Just Released: New Photos, Video From Feds’ Inspection of G.W. Zoo
PETA Has Obtained Visual Documentation of Big Cat Carcasses Left Outside to Decompose, Emaciated Grizzly Bear, Sick Lion Cub, and More
For Immediate Release:
August 6, 2020
Contact:
David Perle 202-483-7382
PETA has just obtained photos and video footage taken during the U.S. Department of Agriculture’s (USDA) June 22 inspection of Jeff Lowe’s Greater Wynnewood Exotic Animal Park (aka “G.W. Zoo”), during which the notorious exhibitor was cited for numerous failures to provide animals with adequate veterinary care, among other animal welfare issues. The photos show the following:
- A “lethargic, depressed, and thin” young lion named Nala, who inspectors found lying in mud with discharge from one nostril and an accumulation of green discharge in her eyes—her condition was so serious that USDA inspectors stopped their inspection and ordered Lowe to seek immediate veterinary care for her
- Big cats and wolves suffering from flystrike and other wounds
- The partially burned, rotting, and decomposing carcass of a big cat named Young Yi underneath a pile of wood and a tarp that USDA inspectors said concealed the body of a tiger named Dot—they stated that this disposal method attracted flies, thereby causing the flystrike tormenting the big cats and wolves
- An emaciated grizzly bear
- Geriatric wolves confined to a totally barren, concrete-floored enclosure, despite veterinarian’s recommendations to provide them with bedding
- Decrepit enclosures that pose the risk of injury to animals
“These disturbing photos show Jeff Lowe’s total disregard for the suffering that animals are enduring at his roadside zoo compound as well as his inability even to dispose of their dead bodies properly,” says PETA Foundation Deputy General Counsel for Captive Animal Law Enforcement Brittany Peet. “PETA wants authorities to shut down this miserable operation and send the animals to reputable facilities so that they can finally receive the care they need.”
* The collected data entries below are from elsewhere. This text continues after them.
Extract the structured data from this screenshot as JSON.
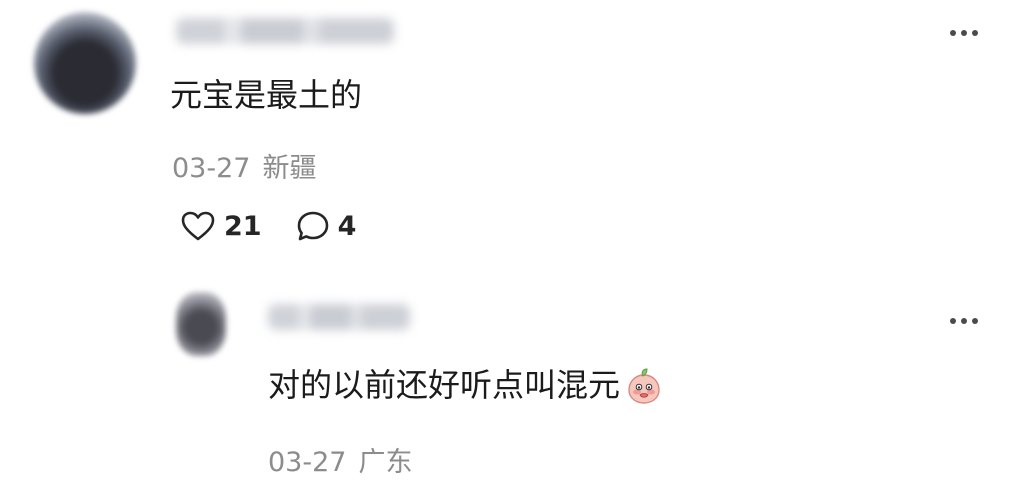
{
  "comment": {
    "text": "元宝是最土的",
    "date": "03-27",
    "location": "新疆",
    "likes": "21",
    "replies": "4",
    "more_icon": "more-dots-icon"
  },
  "reply": {
    "text": "对的以前还好听点叫混元",
    "date": "03-27",
    "location": "广东",
    "emoji_icon": "peach-blush-emoji",
    "more_icon": "more-dots-icon"
  },
  "colors": {
    "text": "#1b1b1b",
    "meta": "#8c8c8c",
    "icon": "#4b4b4b"
  }
}
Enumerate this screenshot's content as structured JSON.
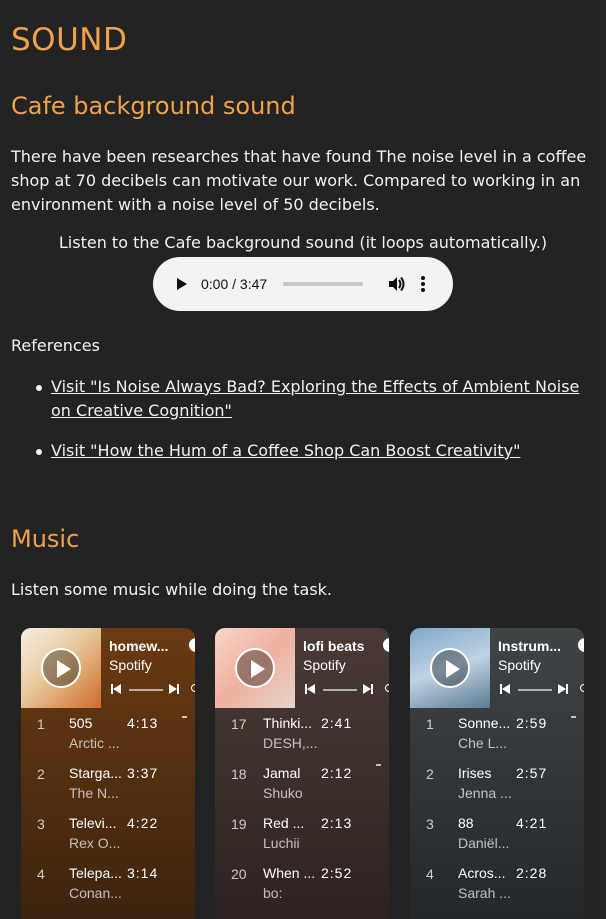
{
  "page": {
    "title": "SOUND",
    "cafe": {
      "heading": "Cafe background sound",
      "description": "There have been researches that have found The noise level in a coffee shop at 70 decibels can motivate our work. Compared to working in an environment with a noise level of 50 decibels.",
      "listen_text": "Listen to the Cafe background sound (it loops automatically.)",
      "player": {
        "time": "0:00 / 3:47"
      }
    },
    "references": {
      "label": "References",
      "links": [
        "Visit \"Is Noise Always Bad? Exploring the Effects of Ambient Noise on Creative Cognition\"",
        "Visit \"How the Hum of a Coffee Shop Can Boost Creativity\""
      ]
    },
    "music": {
      "heading": "Music",
      "intro": "Listen some music while doing the task."
    }
  },
  "embeds": [
    {
      "title": "homew...",
      "subtitle": "Spotify",
      "colors": {
        "top": "#6b3a12",
        "bottom": "#3c2410"
      },
      "tracks": [
        {
          "num": "1",
          "name": "505",
          "artist": "Arctic ...",
          "dur": "4:13"
        },
        {
          "num": "2",
          "name": "Starga...",
          "artist": "The N...",
          "dur": "3:37"
        },
        {
          "num": "3",
          "name": "Televi...",
          "artist": "Rex O...",
          "dur": "4:22"
        },
        {
          "num": "4",
          "name": "Telepa...",
          "artist": "Conan...",
          "dur": "3:14"
        }
      ]
    },
    {
      "title": "lofi beats",
      "subtitle": "Spotify",
      "colors": {
        "top": "#4a3a36",
        "bottom": "#2e2321"
      },
      "tracks": [
        {
          "num": "17",
          "name": "Thinki...",
          "artist": "DESH,...",
          "dur": "2:41"
        },
        {
          "num": "18",
          "name": "Jamal",
          "artist": "Shuko",
          "dur": "2:12"
        },
        {
          "num": "19",
          "name": "Red ...",
          "artist": "Luchii",
          "dur": "2:13"
        },
        {
          "num": "20",
          "name": "When ...",
          "artist": "bo:",
          "dur": "2:52"
        }
      ]
    },
    {
      "title": "Instrum...",
      "subtitle": "Spotify",
      "colors": {
        "top": "#3f4447",
        "bottom": "#24282b"
      },
      "tracks": [
        {
          "num": "1",
          "name": "Sonne...",
          "artist": "Che L...",
          "dur": "2:59"
        },
        {
          "num": "2",
          "name": "Irises",
          "artist": "Jenna ...",
          "dur": "2:57"
        },
        {
          "num": "3",
          "name": "88",
          "artist": "Daniël...",
          "dur": "4:21"
        },
        {
          "num": "4",
          "name": "Acros...",
          "artist": "Sarah ...",
          "dur": "2:28"
        }
      ]
    }
  ]
}
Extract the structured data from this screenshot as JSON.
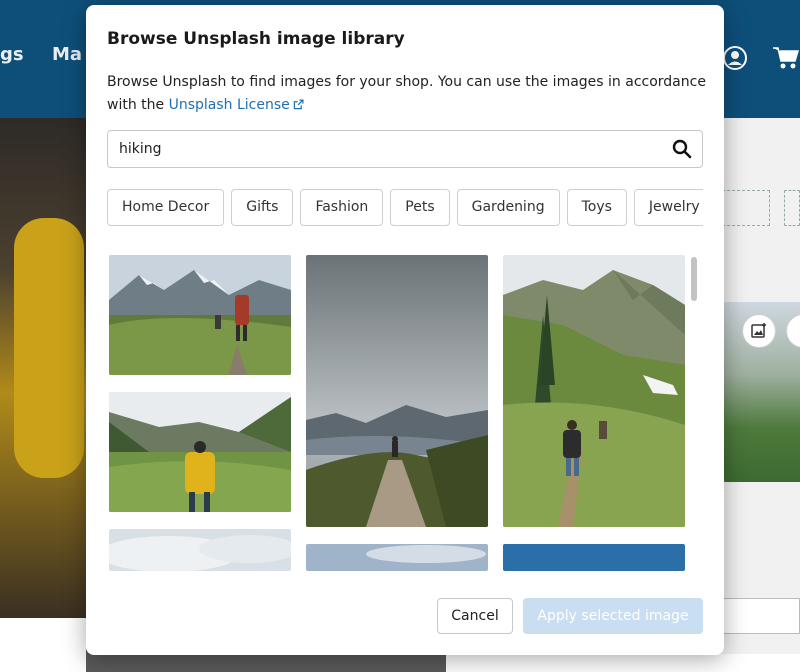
{
  "background": {
    "nav_items": [
      "gs",
      "Ma"
    ],
    "header_color": "#0e4f7a"
  },
  "modal": {
    "title": "Browse Unsplash image library",
    "description_prefix": "Browse Unsplash to find images for your shop. You can use the images in accordance with the ",
    "license_link": "Unsplash License",
    "search": {
      "value": "hiking",
      "placeholder": ""
    },
    "categories": [
      "Home Decor",
      "Gifts",
      "Fashion",
      "Pets",
      "Gardening",
      "Toys",
      "Jewelry"
    ],
    "footer": {
      "cancel_label": "Cancel",
      "apply_label": "Apply selected image"
    }
  },
  "colors": {
    "link": "#1f6fb2",
    "apply_disabled": "#c9def1"
  }
}
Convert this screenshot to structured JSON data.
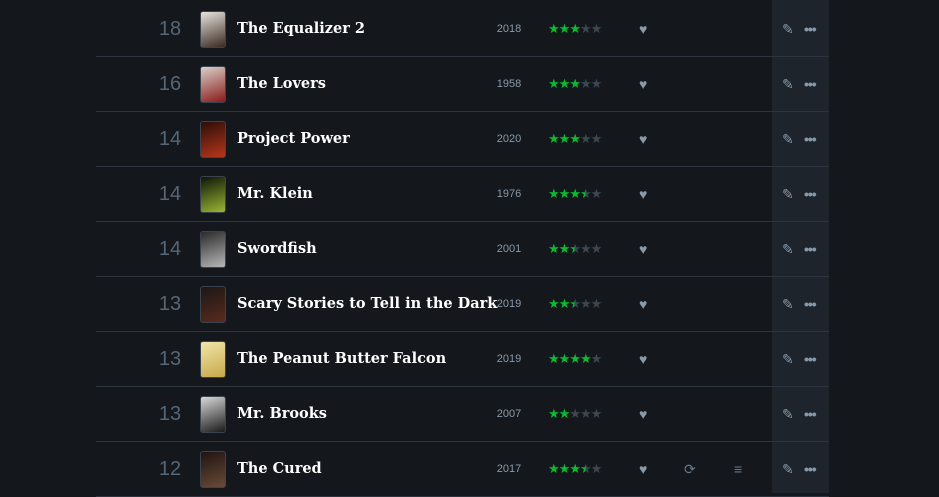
{
  "diary": {
    "entries": [
      {
        "day": "18",
        "title": "The Equalizer 2",
        "year": "2018",
        "stars": 3,
        "half": false,
        "liked": true,
        "rewatch": false,
        "review": false,
        "poster_colors": [
          "#e8e4dc",
          "#3a2a22"
        ]
      },
      {
        "day": "16",
        "title": "The Lovers",
        "year": "1958",
        "stars": 3,
        "half": false,
        "liked": true,
        "rewatch": false,
        "review": false,
        "poster_colors": [
          "#d8d0c8",
          "#8a1a1a"
        ]
      },
      {
        "day": "14",
        "title": "Project Power",
        "year": "2020",
        "stars": 3,
        "half": false,
        "liked": true,
        "rewatch": false,
        "review": false,
        "poster_colors": [
          "#2a0e08",
          "#b8361a"
        ]
      },
      {
        "day": "14",
        "title": "Mr. Klein",
        "year": "1976",
        "stars": 3,
        "half": true,
        "liked": true,
        "rewatch": false,
        "review": false,
        "poster_colors": [
          "#0c140a",
          "#9ab832"
        ]
      },
      {
        "day": "14",
        "title": "Swordfish",
        "year": "2001",
        "stars": 2,
        "half": true,
        "liked": true,
        "rewatch": false,
        "review": false,
        "poster_colors": [
          "#2a2a2a",
          "#b8b8b8"
        ]
      },
      {
        "day": "13",
        "title": "Scary Stories to Tell in the Dark",
        "year": "2019",
        "stars": 2,
        "half": true,
        "liked": true,
        "rewatch": false,
        "review": false,
        "poster_colors": [
          "#1a1814",
          "#5a2a1e"
        ]
      },
      {
        "day": "13",
        "title": "The Peanut Butter Falcon",
        "year": "2019",
        "stars": 4,
        "half": false,
        "liked": true,
        "rewatch": false,
        "review": false,
        "poster_colors": [
          "#f0e6a8",
          "#c8a84a"
        ]
      },
      {
        "day": "13",
        "title": "Mr. Brooks",
        "year": "2007",
        "stars": 2,
        "half": false,
        "liked": true,
        "rewatch": false,
        "review": false,
        "poster_colors": [
          "#d8d8d8",
          "#1a1a1a"
        ]
      },
      {
        "day": "12",
        "title": "The Cured",
        "year": "2017",
        "stars": 3,
        "half": true,
        "liked": true,
        "rewatch": true,
        "review": true,
        "poster_colors": [
          "#1e1410",
          "#6a4a38"
        ]
      }
    ]
  },
  "icons": {
    "star": "★",
    "half_star": "½",
    "heart": "♥",
    "rewatch": "⟳",
    "review": "≡",
    "edit": "✎",
    "more": "•••"
  },
  "colors": {
    "star_green": "#00c030",
    "background": "#14181c",
    "actions_column": "#1d242b"
  }
}
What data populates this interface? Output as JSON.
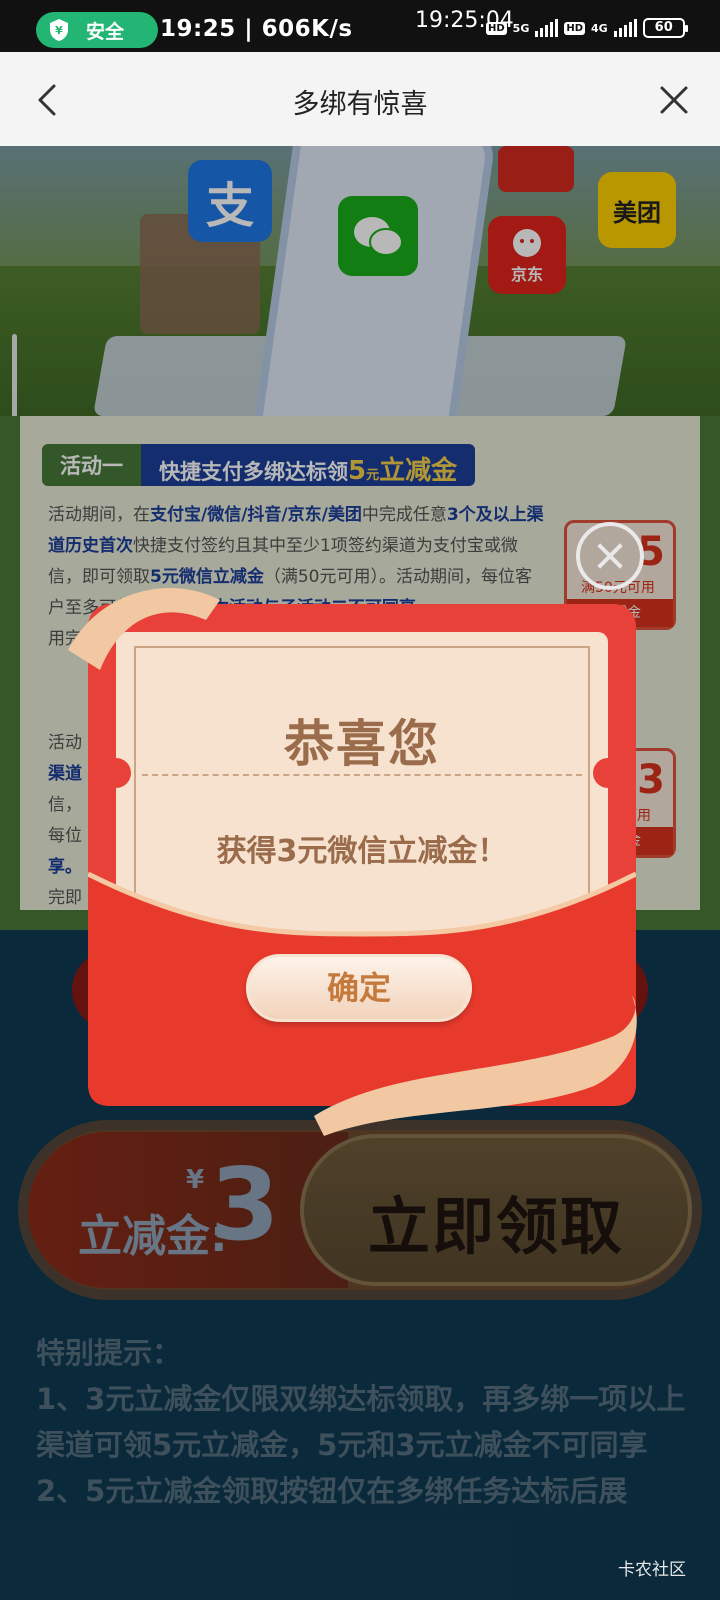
{
  "status_bar": {
    "safe_label": "安全",
    "left_text": "19:25 | 606K/s",
    "time": "19:25:04",
    "net1": "5G",
    "hd": "HD",
    "net2": "4G",
    "battery": "60"
  },
  "nav": {
    "title": "多绑有惊喜"
  },
  "hero": {
    "alipay_glyph": "支",
    "jd_label": "京东",
    "meituan_label": "美团"
  },
  "activity1": {
    "badge_left": "活动一",
    "badge_right_pre": "快捷支付多绑达标领",
    "badge_right_amount": "5",
    "badge_right_unit": "元",
    "badge_right_post": "立减金",
    "text_1": "活动期间，在",
    "text_channels": "支付宝/微信/抖音/京东/美团",
    "text_2": "中完成任意",
    "text_3plus": "3个及以上渠道历史首次",
    "text_3": "快捷支付签约且其中至少1项签约渠道为支付宝或微信，即可领取",
    "text_reward": "5元微信立减金",
    "text_4": "（满50元可用）。活动期间，每位客户至多可领取1次，",
    "text_excl": "且本活动与子活动二不可同享",
    "text_5": "，",
    "text_6": "用完"
  },
  "activity2": {
    "line1": "活动",
    "line2": "渠道",
    "line3": "信，",
    "line4": "每位",
    "line5": "享。",
    "line6": "完即"
  },
  "coupons": [
    {
      "amount": "5",
      "condition": "满50元可用",
      "name": "立减金"
    },
    {
      "amount": "3",
      "condition": "可用",
      "name": "立减金"
    }
  ],
  "claim": {
    "label": "立减金:",
    "yen": "¥",
    "amount": "3",
    "button": "立即领取"
  },
  "tips": {
    "title": "特别提示：",
    "line1": "1、3元立减金仅限双绑达标领取，再多绑一项以上渠道可领5元立减金，5元和3元立减金不可同享",
    "line2": "2、5元立减金领取按钮仅在多绑任务达标后展"
  },
  "modal": {
    "title": "恭喜您",
    "message": "获得3元微信立减金！",
    "confirm": "确定"
  },
  "watermark": "卡农社区"
}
PETA—whose motto reads, in part, that “animals are not ours to use for entertainment” and which opposes speciesism, a human-supremacist worldview—also obtained video footage showing a fisher cat limping inside a decrepit enclosure in which the grated sub-floor was exposed, posing the risk of injury.
Lowe is a defendant in a current PETA Endangered Species Act lawsuit challenging cruel big-cat cub petting by his former business partner, Tim Stark, who sent him the grizzly bear as well as four lions, including Nala.